We tested every turning we passed: some of which culminated in dead ends, others in storerooms or metal-lined vaults. A few passages veered out and away from the central complex, emerging on distant mountain slopes.
This third network featured a total of five exit points, and each one of them was protected with the same series of three sturdy, concrete doors – rendering this mountain base impenetrable from the outside.
Other features we discovered in the caverns hinted at just how well-developed this military installation had once been.
In addition to the electrical light fittings we found throughout (which were presumably installed in the later part of the 20th century, and powered by a now-absent generator), we stumbled across a series of deep wells filled with fresh mountain water, extensive metal ductwork, and a small blackened chamber set behind a hatch.
The latter, presumably, would have served as some kind of oven or boiler; at the top of the chamber a cluster of pipes and flues would have directed hot air out, before channelling it around the rest of the tunnels to provide a rudimentary central heating system.
Numerous alcoves and recesses showed traces of brick ovens, while deep in the darkness of the lowest cave, we even stumbled across a subterranean lake.
Fed by natural springs, the water would once have made the perfect bathing pool – but in the many years since the tunnels were in use, had become a breeding ground for frogs and toads.
We lingered for a while, an hour, two hours more perhaps, exploring deeper into the network of damp subterranean chambers, before emerging at last back into the mist and grey light of the mountainside.
The Fushan Tunnels
It is reasonable to assume that the Fushan Tunnels have continued to evolve over an extended period of time; from the first caverns blasted into the mountain around the turn of the 20th century, through to the later installation of electric lights.
The site was designed by the Germans, and would have given them the perfect vantage point for defending Tsingtao against naval assault.
However, in 1914 the German occupation of Qingdao ended with the dramatic Siege of Tsingtao. Rather than attempting to reclaim their Chinese outpost, these colonists were instead summoned home to aid the war effort in Europe.
The Japanese Imperial fleet took control of Qingdao after this point, and it is rumoured that they extended the Fushan tunnels significantly. The faded remains of Japanese characters can still be made out, scrawled across bulkheads and lookout posts throughout the complex… alongside Chinese and even Korean script.
The city of Qingdao didn’t revert back to Chinese rule until December 1922.
For many years after the tunnels were allowed to fall into a state of disrepair, right up until WWII. At this point, as conflict with the Japanese was renewed afresh, the passages beneath Fushan Mountain served as artillery depots and (according to rumour) a special forces training facility. They were later used for similar purposes, during Chairman Mao’s Cultural Revolution of 1966-76.
While many of the details have become lost in the mists of history, it is clear that these deep, reinforced bunkers – with their numerous gun turrets, lookout posts and secret entrances – would have served to transform the picturesque Mount Fushan into the ultimate war machine… and provided an immense tactical advantage to whoever controlled the city and port below.

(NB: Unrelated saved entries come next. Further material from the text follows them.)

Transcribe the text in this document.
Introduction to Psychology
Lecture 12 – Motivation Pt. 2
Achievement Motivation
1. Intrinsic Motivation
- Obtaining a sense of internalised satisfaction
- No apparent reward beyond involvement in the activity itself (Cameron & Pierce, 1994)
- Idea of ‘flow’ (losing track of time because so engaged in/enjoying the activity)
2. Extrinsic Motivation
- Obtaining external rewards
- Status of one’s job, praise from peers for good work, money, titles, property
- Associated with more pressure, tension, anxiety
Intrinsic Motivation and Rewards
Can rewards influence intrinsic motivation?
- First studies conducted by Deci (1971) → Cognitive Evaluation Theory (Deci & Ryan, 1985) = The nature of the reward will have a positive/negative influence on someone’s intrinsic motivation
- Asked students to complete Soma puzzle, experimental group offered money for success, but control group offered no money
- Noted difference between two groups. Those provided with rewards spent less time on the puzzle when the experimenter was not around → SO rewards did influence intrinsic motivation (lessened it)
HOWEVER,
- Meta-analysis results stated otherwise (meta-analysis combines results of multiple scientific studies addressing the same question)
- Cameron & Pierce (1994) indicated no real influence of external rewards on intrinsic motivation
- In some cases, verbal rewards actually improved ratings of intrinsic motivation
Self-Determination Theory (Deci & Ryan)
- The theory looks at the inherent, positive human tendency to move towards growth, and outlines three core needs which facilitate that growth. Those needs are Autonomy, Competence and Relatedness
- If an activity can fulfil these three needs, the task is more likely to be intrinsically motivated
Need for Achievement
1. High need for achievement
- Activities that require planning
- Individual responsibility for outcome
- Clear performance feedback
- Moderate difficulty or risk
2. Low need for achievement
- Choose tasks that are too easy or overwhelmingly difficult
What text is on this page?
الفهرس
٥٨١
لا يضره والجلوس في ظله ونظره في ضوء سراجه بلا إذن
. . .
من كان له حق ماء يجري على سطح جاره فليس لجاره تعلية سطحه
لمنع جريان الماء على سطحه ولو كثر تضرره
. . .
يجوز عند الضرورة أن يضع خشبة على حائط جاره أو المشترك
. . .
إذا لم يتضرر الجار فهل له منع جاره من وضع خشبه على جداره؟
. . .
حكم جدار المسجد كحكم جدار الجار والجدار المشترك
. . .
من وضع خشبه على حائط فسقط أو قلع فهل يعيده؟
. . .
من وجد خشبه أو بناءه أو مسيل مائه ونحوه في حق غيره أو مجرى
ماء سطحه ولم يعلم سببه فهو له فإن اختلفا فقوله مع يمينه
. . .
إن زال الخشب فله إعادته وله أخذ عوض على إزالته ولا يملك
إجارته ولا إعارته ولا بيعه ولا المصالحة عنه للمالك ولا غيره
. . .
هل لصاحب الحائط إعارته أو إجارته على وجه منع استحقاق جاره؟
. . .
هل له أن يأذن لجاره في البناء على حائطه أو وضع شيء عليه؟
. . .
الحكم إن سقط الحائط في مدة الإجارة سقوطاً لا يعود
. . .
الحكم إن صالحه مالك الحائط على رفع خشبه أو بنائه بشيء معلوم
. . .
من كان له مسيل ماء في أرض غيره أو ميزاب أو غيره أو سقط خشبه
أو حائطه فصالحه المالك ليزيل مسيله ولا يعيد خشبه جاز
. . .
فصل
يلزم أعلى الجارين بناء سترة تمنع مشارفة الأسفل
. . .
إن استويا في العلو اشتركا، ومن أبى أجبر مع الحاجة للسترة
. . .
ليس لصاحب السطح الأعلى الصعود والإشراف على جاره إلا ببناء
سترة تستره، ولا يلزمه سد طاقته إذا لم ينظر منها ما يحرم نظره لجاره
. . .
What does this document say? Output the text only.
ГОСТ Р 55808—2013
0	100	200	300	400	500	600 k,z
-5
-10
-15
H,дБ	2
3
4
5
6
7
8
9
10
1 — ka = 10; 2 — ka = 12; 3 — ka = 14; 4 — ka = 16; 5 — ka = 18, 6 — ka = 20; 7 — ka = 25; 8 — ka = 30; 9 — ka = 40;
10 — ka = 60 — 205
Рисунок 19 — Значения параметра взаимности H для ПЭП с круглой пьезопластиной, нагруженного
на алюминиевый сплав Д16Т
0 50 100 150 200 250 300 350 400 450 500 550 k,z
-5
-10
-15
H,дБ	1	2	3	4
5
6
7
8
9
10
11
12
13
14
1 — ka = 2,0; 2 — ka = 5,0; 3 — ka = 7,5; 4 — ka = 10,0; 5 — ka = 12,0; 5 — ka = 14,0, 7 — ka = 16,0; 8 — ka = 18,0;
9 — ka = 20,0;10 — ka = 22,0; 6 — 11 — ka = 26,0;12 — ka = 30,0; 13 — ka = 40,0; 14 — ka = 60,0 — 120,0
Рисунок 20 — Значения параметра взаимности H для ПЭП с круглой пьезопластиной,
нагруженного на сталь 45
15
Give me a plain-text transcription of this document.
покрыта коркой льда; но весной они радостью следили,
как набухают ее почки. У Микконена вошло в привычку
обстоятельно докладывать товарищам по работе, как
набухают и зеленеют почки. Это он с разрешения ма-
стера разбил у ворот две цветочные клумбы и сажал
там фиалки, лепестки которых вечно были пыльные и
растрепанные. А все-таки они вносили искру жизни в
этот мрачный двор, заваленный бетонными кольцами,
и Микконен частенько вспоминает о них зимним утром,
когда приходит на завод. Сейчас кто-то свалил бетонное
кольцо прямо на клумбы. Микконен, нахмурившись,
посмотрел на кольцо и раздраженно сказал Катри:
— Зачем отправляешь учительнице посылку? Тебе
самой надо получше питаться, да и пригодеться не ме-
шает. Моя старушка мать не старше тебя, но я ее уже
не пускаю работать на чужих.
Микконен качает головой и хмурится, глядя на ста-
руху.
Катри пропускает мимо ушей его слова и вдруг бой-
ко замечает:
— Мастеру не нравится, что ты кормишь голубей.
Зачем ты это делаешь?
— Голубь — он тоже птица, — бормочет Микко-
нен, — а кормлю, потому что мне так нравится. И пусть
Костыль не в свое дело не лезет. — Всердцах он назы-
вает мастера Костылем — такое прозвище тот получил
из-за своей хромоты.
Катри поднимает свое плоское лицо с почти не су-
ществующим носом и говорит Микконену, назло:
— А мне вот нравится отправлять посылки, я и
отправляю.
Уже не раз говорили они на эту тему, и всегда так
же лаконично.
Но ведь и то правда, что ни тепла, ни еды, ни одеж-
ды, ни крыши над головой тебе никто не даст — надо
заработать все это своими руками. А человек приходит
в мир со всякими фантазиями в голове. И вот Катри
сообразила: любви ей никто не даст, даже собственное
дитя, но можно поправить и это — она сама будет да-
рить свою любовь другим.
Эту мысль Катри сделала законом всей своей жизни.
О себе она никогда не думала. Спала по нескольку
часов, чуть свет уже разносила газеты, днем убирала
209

The vague report which had sent us scrambling up the mountainside in a typhoon, had mentioned one possible entrance to the bunkers; my online research suggested the existence of two.
In the end we managed to find three separate tunnel networks, with a total of eight entrances between them. (In the weeks that followed, I’d also go on to explore further networks of ruined tunnels beneath Zhongshan Park in the heart of the city; the former subterranean headquarters of the German colony.)
It is difficult to ascertain the true extent of the Fushan tunnels; how many more such networks there might be, or how deep they spread beneath the mountains. The only certainty is that this spectacular mountain range conceals far more than meets the eye.